Heritage Farm employs local artisans who practice old forms of craftsmanship using authentic, antique equipment related to their professions. Artisans include (but are not limited to) broommakers, weavers, printers, tinsmiths, woodworkers, and blacksmiths. In addition to hosting artisans throughout the week, Heritage Farm also hosts occasional classes given by artisans in the basics of their profession.

===Festivals===
Events have included old-time music festivals, cast-iron cookoffs, Hatfield and McCoy weekends, Spring Festival, Fall Festival, and Christmas Village. Christmas Village, which occurs on 4 evenings in December, is described as "a spectacular lighted Appalachian village and all your favorite Christmas activities! Visit with Santa, see our live nativity, wagon ride to view lights, Christmas music, visit with Frosty the Snowman, purchase gifts from Heritage Farm Artisans, and more!"

===Petting zoo===
A petting zoo of farm animals is open to the public on festival days and throughout the summer.
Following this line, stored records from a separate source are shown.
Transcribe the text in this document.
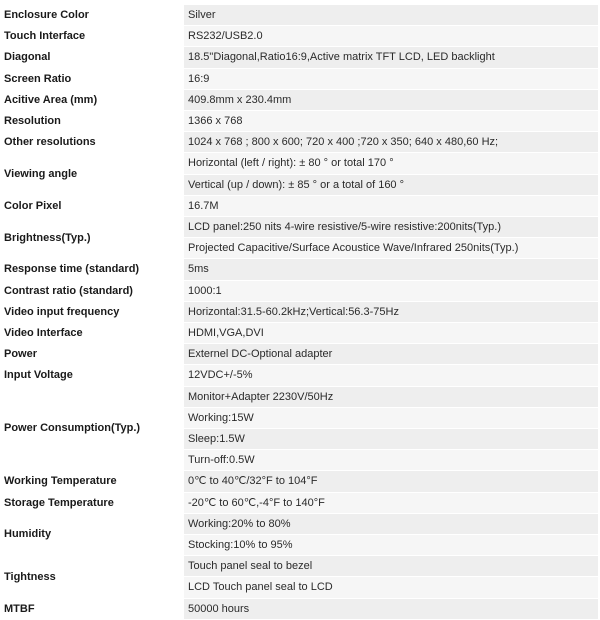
Enclosure Color	Silver
Touch Interface	RS232/USB2.0
Diagonal	18.5"Diagonal,Ratio16:9,Active matrix TFT LCD, LED backlight
Screen Ratio	16:9
Acitive Area (mm)	409.8mm x 230.4mm
Resolution	1366 x 768
Other resolutions	1024 x 768 ; 800 x 600; 720 x 400 ;720 x 350; 640 x 480,60 Hz;
Viewing angle	Horizontal (left / right): ± 80 ° or total 170 °
	Vertical (up / down): ± 85 ° or a total of 160 °
Color Pixel	16.7M
Brightness(Typ.)	LCD panel:250 nits 4-wire resistive/5-wire resistive:200nits(Typ.)
	Projected Capacitive/Surface Acoustice Wave/Infrared 250nits(Typ.)
Response time (standard)	5ms
Contrast ratio (standard)	1000:1
Video input frequency	Horizontal:31.5-60.2kHz;Vertical:56.3-75Hz
Video Interface	HDMI,VGA,DVI
Power	Externel DC-Optional adapter
Input Voltage	12VDC+/-5%
Power Consumption(Typ.)	Monitor+Adapter 2230V/50Hz
	Working:15W
	Sleep:1.5W
	Turn-off:0.5W
Working Temperature	0℃ to 40℃/32°F to 104°F
Storage Temperature	-20℃ to 60℃,-4°F to 140°F
Humidity	Working:20% to 80%
	Stocking:10% to 95%
Tightness	Touch panel seal to bezel
	LCD Touch panel seal to LCD
MTBF	50000 hours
Animals include miniature horses, goats, pigs, sheep, rabbits, as well as non-traditional farm animals such as llamas, peacocks, and a camel.

==In popular culture==
- Featured on an episode of American Pickers that aired 12 December 2011 entitled "Pickin' Perry-dise".
- Provided the filming location for the History Channel documentary "America's Feud: Hatfields and McCoys".
- Featured in Barnwood Builders Season 02 Episode 12 "Grandma's Cabin".